Ultimately, tease upcoming stuff, show off the best bits of your published show proper, and make content just for TikTok, but try to do it all in the mindset of creating content that feels natural on-platform rather than being too thirsty about luring people out of TikTok and into their podcast app. It’s a marathon, not a sprint.

Sometimes it’s not even content you make at all; fans (and trolls) can create stuff around your podcast too, and that can be rewarding as well as sometimes challenging. It’s also important to remember that you can reuse content created for TikTok; Instagram and YouTube both have their own short-form video offerings, and TikTok clips can easily be posted across all three platforms with minimal tweaking for improved value.

Get the basics right

There are a few basic hygiene things to nail. TikTok loves hashtags, so be sure to research and add appropriate ones. Using popular music beds under your videos can really help bring it to people’s attention, especially if they’re trending. It’s not a silver bullet, and don’t do it cynically, but as you’re uploading videos to TikTok, have a browse under the Add Sound button for viral or hot tracks, and if they add to your video, or at least don’t detract from it, that’s another way users can discover it. Just remember to adjust the balance so that important speech isn’t drowned out.

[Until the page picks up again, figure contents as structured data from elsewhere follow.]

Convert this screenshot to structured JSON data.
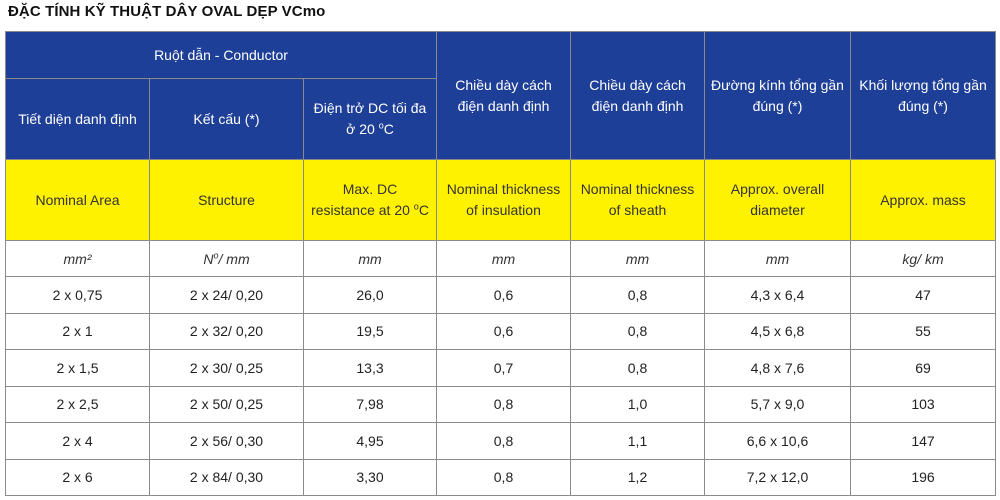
{
  "title": "ĐẶC TÍNH KỸ THUẬT DÂY OVAL DẸP VCmo",
  "header": {
    "group_label": "Ruột dẫn - Conductor",
    "nominal_area_vi": "Tiết diện danh định",
    "structure_vi": "Kết cấu (*)",
    "resistance_vi": "Điện trở DC tối đa ở 20",
    "insulation_vi": "Chiều dày cách điện danh định",
    "sheath_vi": "Chiều dày cách điện danh định",
    "diameter_vi": "Đường kính tổng gần đúng (*)",
    "mass_vi": "Khối lượng tổng gần đúng (*)",
    "degree_mark": "o",
    "celsius_unit": "C"
  },
  "header_en": {
    "nominal_area": "Nominal Area",
    "structure": "Structure",
    "resistance": "Max. DC resistance at 20",
    "insulation": "Nominal thickness of insulation",
    "sheath": "Nominal thickness of sheath",
    "diameter": "Approx. overall diameter",
    "mass": "Approx. mass"
  },
  "units": {
    "nominal_area": "mm²",
    "structure_n": "N",
    "structure_mm": "/ mm",
    "resistance": "mm",
    "insulation": "mm",
    "sheath": "mm",
    "diameter": "mm",
    "mass": "kg/ km"
  },
  "rows": [
    {
      "area": "2 x 0,75",
      "structure": "2 x 24/ 0,20",
      "resistance": "26,0",
      "insulation": "0,6",
      "sheath": "0,8",
      "diameter": "4,3 x 6,4",
      "mass": "47"
    },
    {
      "area": "2 x 1",
      "structure": "2 x 32/ 0,20",
      "resistance": "19,5",
      "insulation": "0,6",
      "sheath": "0,8",
      "diameter": "4,5 x 6,8",
      "mass": "55"
    },
    {
      "area": "2 x 1,5",
      "structure": "2 x 30/ 0,25",
      "resistance": "13,3",
      "insulation": "0,7",
      "sheath": "0,8",
      "diameter": "4,8 x 7,6",
      "mass": "69"
    },
    {
      "area": "2 x 2,5",
      "structure": "2 x 50/ 0,25",
      "resistance": "7,98",
      "insulation": "0,8",
      "sheath": "1,0",
      "diameter": "5,7 x 9,0",
      "mass": "103"
    },
    {
      "area": "2 x 4",
      "structure": "2 x 56/ 0,30",
      "resistance": "4,95",
      "insulation": "0,8",
      "sheath": "1,1",
      "diameter": "6,6 x 10,6",
      "mass": "147"
    },
    {
      "area": "2 x 6",
      "structure": "2 x 84/ 0,30",
      "resistance": "3,30",
      "insulation": "0,8",
      "sheath": "1,2",
      "diameter": "7,2 x 12,0",
      "mass": "196"
    }
  ]
}
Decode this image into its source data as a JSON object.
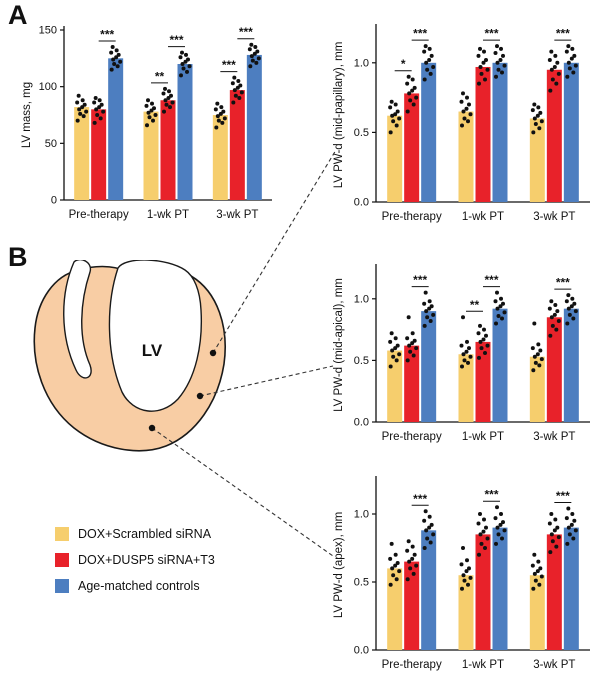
{
  "panels": {
    "a": "A",
    "b": "B"
  },
  "colors": {
    "yellow": "#F6CE6D",
    "red": "#E8222A",
    "blue": "#4D7EC0",
    "dot": "#111111",
    "heart_wall": "#F8CDA4"
  },
  "diagram": {
    "label": "LV"
  },
  "legend": {
    "items": [
      {
        "label": "DOX+Scrambled siRNA",
        "color_key": "yellow"
      },
      {
        "label": "DOX+DUSP5 siRNA+T3",
        "color_key": "red"
      },
      {
        "label": "Age-matched controls",
        "color_key": "blue"
      }
    ]
  },
  "chart_data": [
    {
      "id": "lv-mass",
      "type": "bar",
      "title": "",
      "ylabel": "LV mass, mg",
      "ylim": [
        0,
        150
      ],
      "yticks": [
        0,
        50,
        100,
        150
      ],
      "tick_decimals": 0,
      "categories": [
        "Pre-therapy",
        "1-wk PT",
        "3-wk PT"
      ],
      "series": [
        {
          "name": "DOX+Scrambled siRNA",
          "color_key": "yellow",
          "means": [
            82,
            78,
            75
          ],
          "points": [
            [
              70,
              74,
              76,
              78,
              80,
              82,
              84,
              86,
              88,
              92
            ],
            [
              66,
              70,
              73,
              75,
              77,
              79,
              81,
              83,
              85,
              88
            ],
            [
              64,
              68,
              70,
              72,
              74,
              76,
              78,
              80,
              82,
              85
            ]
          ]
        },
        {
          "name": "DOX+DUSP5 siRNA+T3",
          "color_key": "red",
          "means": [
            80,
            88,
            97
          ],
          "points": [
            [
              68,
              72,
              75,
              78,
              80,
              82,
              84,
              86,
              88,
              90
            ],
            [
              78,
              82,
              84,
              86,
              88,
              90,
              92,
              94,
              96,
              98
            ],
            [
              86,
              90,
              92,
              95,
              97,
              99,
              101,
              103,
              105,
              108
            ]
          ]
        },
        {
          "name": "Age-matched controls",
          "color_key": "blue",
          "means": [
            125,
            120,
            128
          ],
          "points": [
            [
              115,
              118,
              120,
              122,
              124,
              126,
              128,
              130,
              132,
              135
            ],
            [
              110,
              113,
              116,
              118,
              120,
              122,
              124,
              126,
              128,
              130
            ],
            [
              118,
              121,
              123,
              125,
              127,
              129,
              131,
              133,
              135,
              137
            ]
          ]
        }
      ],
      "significance": [
        {
          "low": null,
          "high": "***"
        },
        {
          "low": "**",
          "high": "***"
        },
        {
          "low": "***",
          "high": "***"
        }
      ]
    },
    {
      "id": "pw-mid-papillary",
      "type": "bar",
      "title": "",
      "ylabel": "LV PW-d (mid-papillary), mm",
      "ylim": [
        0,
        1.25
      ],
      "yticks": [
        0,
        0.5,
        1.0
      ],
      "tick_decimals": 1,
      "categories": [
        "Pre-therapy",
        "1-wk PT",
        "3-wk PT"
      ],
      "series": [
        {
          "name": "DOX+Scrambled siRNA",
          "color_key": "yellow",
          "means": [
            0.62,
            0.65,
            0.6
          ],
          "points": [
            [
              0.5,
              0.55,
              0.58,
              0.6,
              0.62,
              0.63,
              0.65,
              0.68,
              0.7,
              0.72
            ],
            [
              0.55,
              0.58,
              0.6,
              0.63,
              0.65,
              0.67,
              0.7,
              0.72,
              0.75,
              0.78
            ],
            [
              0.5,
              0.53,
              0.56,
              0.58,
              0.6,
              0.62,
              0.64,
              0.66,
              0.68,
              0.7
            ]
          ]
        },
        {
          "name": "DOX+DUSP5 siRNA+T3",
          "color_key": "red",
          "means": [
            0.78,
            0.97,
            0.95
          ],
          "points": [
            [
              0.65,
              0.7,
              0.73,
              0.75,
              0.78,
              0.8,
              0.82,
              0.85,
              0.88,
              0.9
            ],
            [
              0.85,
              0.88,
              0.92,
              0.95,
              0.97,
              1.0,
              1.02,
              1.05,
              1.08,
              1.1
            ],
            [
              0.8,
              0.85,
              0.88,
              0.92,
              0.95,
              0.97,
              1.0,
              1.02,
              1.05,
              1.08
            ]
          ]
        },
        {
          "name": "Age-matched controls",
          "color_key": "blue",
          "means": [
            1.0,
            1.0,
            1.0
          ],
          "points": [
            [
              0.88,
              0.92,
              0.95,
              0.97,
              1.0,
              1.02,
              1.05,
              1.08,
              1.1,
              1.12
            ],
            [
              0.9,
              0.93,
              0.95,
              0.98,
              1.0,
              1.02,
              1.05,
              1.07,
              1.1,
              1.12
            ],
            [
              0.9,
              0.93,
              0.96,
              0.98,
              1.0,
              1.03,
              1.05,
              1.08,
              1.1,
              1.12
            ]
          ]
        }
      ],
      "significance": [
        {
          "low": "*",
          "high": "***"
        },
        {
          "low": null,
          "high": "***"
        },
        {
          "low": null,
          "high": "***"
        }
      ]
    },
    {
      "id": "pw-mid-apical",
      "type": "bar",
      "title": "",
      "ylabel": "LV PW-d (mid-apical), mm",
      "ylim": [
        0,
        1.25
      ],
      "yticks": [
        0,
        0.5,
        1.0
      ],
      "tick_decimals": 1,
      "categories": [
        "Pre-therapy",
        "1-wk PT",
        "3-wk PT"
      ],
      "series": [
        {
          "name": "DOX+Scrambled siRNA",
          "color_key": "yellow",
          "means": [
            0.58,
            0.55,
            0.53
          ],
          "points": [
            [
              0.45,
              0.5,
              0.53,
              0.55,
              0.58,
              0.6,
              0.62,
              0.65,
              0.68,
              0.72
            ],
            [
              0.45,
              0.48,
              0.5,
              0.53,
              0.55,
              0.57,
              0.6,
              0.62,
              0.65,
              0.85
            ],
            [
              0.42,
              0.46,
              0.48,
              0.51,
              0.53,
              0.55,
              0.58,
              0.6,
              0.63,
              0.8
            ]
          ]
        },
        {
          "name": "DOX+DUSP5 siRNA+T3",
          "color_key": "red",
          "means": [
            0.62,
            0.65,
            0.85
          ],
          "points": [
            [
              0.5,
              0.54,
              0.57,
              0.6,
              0.62,
              0.64,
              0.66,
              0.68,
              0.72,
              0.85
            ],
            [
              0.52,
              0.56,
              0.6,
              0.62,
              0.65,
              0.67,
              0.7,
              0.72,
              0.75,
              0.78
            ],
            [
              0.7,
              0.75,
              0.78,
              0.82,
              0.85,
              0.87,
              0.9,
              0.92,
              0.95,
              0.98
            ]
          ]
        },
        {
          "name": "Age-matched controls",
          "color_key": "blue",
          "means": [
            0.9,
            0.92,
            0.92
          ],
          "points": [
            [
              0.78,
              0.82,
              0.85,
              0.87,
              0.9,
              0.92,
              0.94,
              0.96,
              0.98,
              1.05
            ],
            [
              0.8,
              0.84,
              0.86,
              0.89,
              0.92,
              0.94,
              0.96,
              0.98,
              1.0,
              1.05
            ],
            [
              0.8,
              0.84,
              0.87,
              0.9,
              0.92,
              0.94,
              0.96,
              0.98,
              1.0,
              1.03
            ]
          ]
        }
      ],
      "significance": [
        {
          "low": null,
          "high": "***"
        },
        {
          "low": "**",
          "high": "***"
        },
        {
          "low": null,
          "high": "***"
        }
      ]
    },
    {
      "id": "pw-apex",
      "type": "bar",
      "title": "",
      "ylabel": "LV PW-d (apex), mm",
      "ylim": [
        0,
        1.25
      ],
      "yticks": [
        0,
        0.5,
        1.0
      ],
      "tick_decimals": 1,
      "categories": [
        "Pre-therapy",
        "1-wk PT",
        "3-wk PT"
      ],
      "series": [
        {
          "name": "DOX+Scrambled siRNA",
          "color_key": "yellow",
          "means": [
            0.6,
            0.55,
            0.55
          ],
          "points": [
            [
              0.48,
              0.52,
              0.55,
              0.58,
              0.6,
              0.62,
              0.64,
              0.67,
              0.7,
              0.78
            ],
            [
              0.45,
              0.48,
              0.51,
              0.53,
              0.55,
              0.58,
              0.6,
              0.63,
              0.66,
              0.75
            ],
            [
              0.45,
              0.48,
              0.51,
              0.54,
              0.56,
              0.58,
              0.6,
              0.62,
              0.65,
              0.7
            ]
          ]
        },
        {
          "name": "DOX+DUSP5 siRNA+T3",
          "color_key": "red",
          "means": [
            0.65,
            0.85,
            0.85
          ],
          "points": [
            [
              0.52,
              0.56,
              0.6,
              0.62,
              0.65,
              0.67,
              0.7,
              0.73,
              0.76,
              0.8
            ],
            [
              0.7,
              0.75,
              0.78,
              0.82,
              0.85,
              0.87,
              0.9,
              0.93,
              0.96,
              1.0
            ],
            [
              0.72,
              0.76,
              0.8,
              0.83,
              0.85,
              0.88,
              0.9,
              0.93,
              0.96,
              1.0
            ]
          ]
        },
        {
          "name": "Age-matched controls",
          "color_key": "blue",
          "means": [
            0.88,
            0.9,
            0.9
          ],
          "points": [
            [
              0.75,
              0.79,
              0.82,
              0.85,
              0.88,
              0.9,
              0.92,
              0.95,
              0.98,
              1.02
            ],
            [
              0.78,
              0.82,
              0.85,
              0.88,
              0.9,
              0.92,
              0.94,
              0.97,
              1.0,
              1.05
            ],
            [
              0.78,
              0.82,
              0.85,
              0.88,
              0.9,
              0.92,
              0.95,
              0.97,
              1.0,
              1.04
            ]
          ]
        }
      ],
      "significance": [
        {
          "low": null,
          "high": "***"
        },
        {
          "low": null,
          "high": "***"
        },
        {
          "low": null,
          "high": "***"
        }
      ]
    }
  ]
}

You can also hope people will Stitch your videos – adding their own commentary and video to what your video shows, and showing that to their followers. You can try being explicit here – “What’s the right order to watch the Star Wars movies? Stitch this and tell us!” – but be aware that TikTok users are a pretty subversive bunch; they may push back at being co-opted into your marketing efforts, or they may undermine your prompt – “Don’t; they’re all crap.” Yet if you’re considered and ready for things to get out of your hands a bit, this can be amazing amplification.

Of course, the other option when it comes to promoting your podcast on TikTok is to run paid ads. There’s not much established best practice here for podcasts specifically; spend some time figuring out what kind of content resonates for your show before promoting something, and remember the demographic skew on TikTok. You will likely be better targeting Facebook for paid spend rather than TikTok if your show is designed to appeal to over-40s, for example.

TikTok can take a lot of creative energy to use as a marketing vehicle, but if the business of promoting something is being where the eyeballs are, you should take some time to figure out what a presence on TikTok for your show would look like. There’s more than a billion people there every month; you should probably be one of them.